Let us show the following:

i \partial_x \chi^{-1} = \chi^{-1}(q - \lambda \sigma_3).

First, we know that

i \partial_x\left( \chi \chi^{-1} \right) = 0

since

\chi \chi^{-1}

is identity.
After taking the derivative we get,

\left(i \partial_x \chi \right)\chi^{-1} + \chi i \partial_x \chi^{-1} = 0

or

-(q - \lambda \sigma_3) \chi \chi^{-1} + \chi i \partial_x \chi^{-1} = 0.

From here follows, after applying \chi^{-1}

i \partial_x \chi^{-1} = \chi^{-1}(q - \lambda \sigma_3).\ \ \ \ (32)

Now, if we take

|n_{1}(x)> = \chi(\lambda_1^+) |n_{0}(x)>

we get

i\partial_x |n_{1}(x)> + (q - \lambda_1^+ \sigma_3) |n_{1}(x)> = 0,

and from

<m_{1}(x)| = <m_{0}(x)| \chi^{-1}(\lambda_1^-)

follows

i\partial_x <m_{1}(x)| - <m_{1}(x)|(q - \lambda_1^- \sigma_3) = 0.

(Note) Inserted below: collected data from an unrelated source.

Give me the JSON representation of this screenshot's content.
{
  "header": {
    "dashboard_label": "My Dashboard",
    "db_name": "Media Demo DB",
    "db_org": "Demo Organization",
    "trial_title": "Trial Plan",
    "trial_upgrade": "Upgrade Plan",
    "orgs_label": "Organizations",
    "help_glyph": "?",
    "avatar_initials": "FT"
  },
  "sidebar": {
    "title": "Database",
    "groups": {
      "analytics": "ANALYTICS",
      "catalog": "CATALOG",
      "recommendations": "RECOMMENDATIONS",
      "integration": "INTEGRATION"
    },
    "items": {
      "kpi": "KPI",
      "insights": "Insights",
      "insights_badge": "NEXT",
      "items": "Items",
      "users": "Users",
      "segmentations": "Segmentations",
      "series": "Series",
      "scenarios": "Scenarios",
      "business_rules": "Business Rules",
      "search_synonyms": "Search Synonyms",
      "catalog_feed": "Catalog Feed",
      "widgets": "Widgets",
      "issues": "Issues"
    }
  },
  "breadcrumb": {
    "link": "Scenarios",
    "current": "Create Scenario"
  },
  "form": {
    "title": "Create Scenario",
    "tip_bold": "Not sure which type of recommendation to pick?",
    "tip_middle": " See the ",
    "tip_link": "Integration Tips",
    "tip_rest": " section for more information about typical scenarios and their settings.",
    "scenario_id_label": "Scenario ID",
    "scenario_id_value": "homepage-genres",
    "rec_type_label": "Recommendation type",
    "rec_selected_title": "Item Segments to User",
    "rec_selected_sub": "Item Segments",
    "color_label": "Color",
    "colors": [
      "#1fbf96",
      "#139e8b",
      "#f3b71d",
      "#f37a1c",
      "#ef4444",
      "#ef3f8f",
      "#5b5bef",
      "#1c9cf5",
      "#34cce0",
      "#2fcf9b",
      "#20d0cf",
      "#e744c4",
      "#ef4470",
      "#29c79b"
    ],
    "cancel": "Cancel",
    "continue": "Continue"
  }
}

So P(x) satisfies (30) provided that the eigenvectors  <m_{1}(x)| and |n_{1}(x)> are solutions of the equations

\chi |n_{1}(x)> = i \partial_x |n_{1}(x)> + (q_0(x) -\lambda_1^+ \sigma_3)|n_{1}(x)> = 0\ \ \ \ (33)

<m_{1}(x)|\chi^{-1} = i \partial_x<m_{1}(x)| - <m_{1}(x)|(q_0(x) -\lambda_1^- \sigma_3) = 0\ \ \ \ (34)

Let us show that P(x) satisfies (30). If we insert (31) into (30), we get

i \partial_x \left( \frac{|n_{1}><m_{1}|}{<m_{1}|n_{1}>} \right) + q^0(x) \left( \frac{|n_{1}><m_{1}|}{<m_{1}|n_{1}>} \right) - \left( \frac{|n_{1}><m_{1}|}{<m_{1}|n_{1}>} \right)q^0(x) + \\ + (\lambda_1^+ - \lambda_1^-)\left( \frac{|n_{1}><m_{1}|}{<m_{1}|n_{1}>} \right)\sigma_3\left( \frac{|n_{1}><m_{1}|}{<m_{1}|n_{1}>} \right) + \\ + \lambda_1^{-} \left( \frac{|n_{1}><m_{1}|}{<m_{1}|n_{1}>} \right) \sigma_3 - \lambda_1^{+} \sigma_3 \left( \frac{|n_{1}><m_{1}|}{<m_{1}|n_{1}>} \right) = 0.\ \ \ \ (35)

After applying the derivative, taking into account (33), (34) all terms will cancel and that the expression will indeed equal zero.

QED

Resources:

  1. V. S. Gerdjikov, G. Vilasi, A. B. Yanovski, Integrable Hamiltonian Hierarchies. Spectral and Geometric Methods, Springer, (2008), pp. 3-104.
  2. Mark J. Ablowitz, Nonlinear Dispersive Waves: Asymptotic Analysis and Solitons, Cambridge, (2011), pp. 1-22, 54-61, 81-86, 169-182.
  3. D. J. Korteweg, G. De Vries, On the change of form of long waves advancing in a rectangular canal, and on a new type of long stationary waves, Philosophical Magazine Series 5, Volume 39, Issue 240, (1895).
  4. Y.Ben-Aryeh, Soliton solutions of nonlinear Schrödinger (NLS) and Korteweg de Vries (KdV) equations related to zero curvature in the x,t plane. Arxiv: 1111.5226 [pdf].